Delete and Earn Solution in Java

Problem Description

Ah, the classic dilemma of “Delete and Earn.” Imagine you’re at a party, and there’s a buffet table filled with delicious food. But wait! You can only eat the food if you promise to throw away all the food items that are one step away from your chosen dish. Sounds ridiculous, right? Well, that’s exactly what this problem is about!

In the world of LeetCode, you’re given an array of integers, and your goal is to maximize your earnings by “deleting” numbers. When you delete a number, you earn points equal to that number, but you also have to delete all instances of that number and its immediate neighbors (i.e., the number itself minus one and plus one). So, if you choose to “eat” a 3, you must also throw away all 2s and 4s.

Code Solution

Copy Code

class Solution {
  public int deleteAndEarn(int[] nums) {
    // Reduce to 198. House Robber
    int[] bucket = new int[10001];

    for (final int num : nums)
      bucket[num] += num;

    int prev1 = 0;
    int prev2 = 0;

    for (final int num : bucket) {
      final int dp = Math.max(prev1, prev2 + num);
      prev2 = prev1;
      prev1 = dp;
    }

    return prev1;
  }
}

Approach

The approach taken in the code is quite clever. It transforms the problem into a variation of the “House Robber” problem. Instead of robbing houses, you’re “earning” from numbers. The code creates a “bucket” array to accumulate the total points for each number. Then, it uses dynamic programming to decide whether to “earn” from the current number or skip it, ensuring that you never earn from adjacent numbers.

Time and Space Complexity

Time Complexity: O(n + m), where n is the number of elements in the input array and m is the maximum number in the array (in this case, 10000).

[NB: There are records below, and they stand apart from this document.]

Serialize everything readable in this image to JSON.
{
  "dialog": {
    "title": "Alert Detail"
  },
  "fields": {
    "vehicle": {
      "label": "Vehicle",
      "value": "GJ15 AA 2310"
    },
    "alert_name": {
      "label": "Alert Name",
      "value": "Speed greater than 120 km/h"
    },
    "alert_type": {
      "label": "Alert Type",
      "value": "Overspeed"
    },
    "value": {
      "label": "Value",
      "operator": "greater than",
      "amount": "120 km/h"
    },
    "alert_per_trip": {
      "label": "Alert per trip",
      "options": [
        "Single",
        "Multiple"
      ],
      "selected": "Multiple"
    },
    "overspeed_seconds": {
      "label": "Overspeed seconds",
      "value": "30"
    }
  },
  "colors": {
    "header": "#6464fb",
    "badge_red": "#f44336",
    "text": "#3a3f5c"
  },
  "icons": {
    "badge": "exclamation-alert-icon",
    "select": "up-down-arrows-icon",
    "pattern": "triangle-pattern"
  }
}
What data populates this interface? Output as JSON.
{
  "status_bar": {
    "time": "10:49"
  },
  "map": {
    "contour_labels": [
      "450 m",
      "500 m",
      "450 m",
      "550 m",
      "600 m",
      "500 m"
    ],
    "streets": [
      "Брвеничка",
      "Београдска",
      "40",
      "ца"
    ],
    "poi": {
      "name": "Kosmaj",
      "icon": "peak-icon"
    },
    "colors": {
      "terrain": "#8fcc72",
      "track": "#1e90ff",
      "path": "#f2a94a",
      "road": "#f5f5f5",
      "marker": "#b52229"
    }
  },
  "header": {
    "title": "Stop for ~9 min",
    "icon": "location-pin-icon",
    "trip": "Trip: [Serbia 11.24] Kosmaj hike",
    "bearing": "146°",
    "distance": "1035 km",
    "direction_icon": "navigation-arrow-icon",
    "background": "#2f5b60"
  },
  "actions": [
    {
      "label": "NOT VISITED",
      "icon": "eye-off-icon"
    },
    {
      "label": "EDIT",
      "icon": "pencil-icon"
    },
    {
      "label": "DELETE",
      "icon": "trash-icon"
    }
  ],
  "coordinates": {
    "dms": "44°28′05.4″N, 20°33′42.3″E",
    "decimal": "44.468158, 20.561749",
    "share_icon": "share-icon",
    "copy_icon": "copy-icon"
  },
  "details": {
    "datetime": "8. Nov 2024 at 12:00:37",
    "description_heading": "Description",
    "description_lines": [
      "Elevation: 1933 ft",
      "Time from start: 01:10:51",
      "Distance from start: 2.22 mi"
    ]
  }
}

Space Complexity: O(m), due to the bucket array used to store the total points for each number.

Real-World Example

Imagine you’re at a yard sale, and you see a collection of vintage toys. You can buy a toy for $5, but if you buy it, you can’t buy the toys that are priced at $4 and $6. So, you have to strategize your purchases to maximize your collection without breaking the bank. This is essentially what the “Delete and Earn” problem is asking you to do with numbers!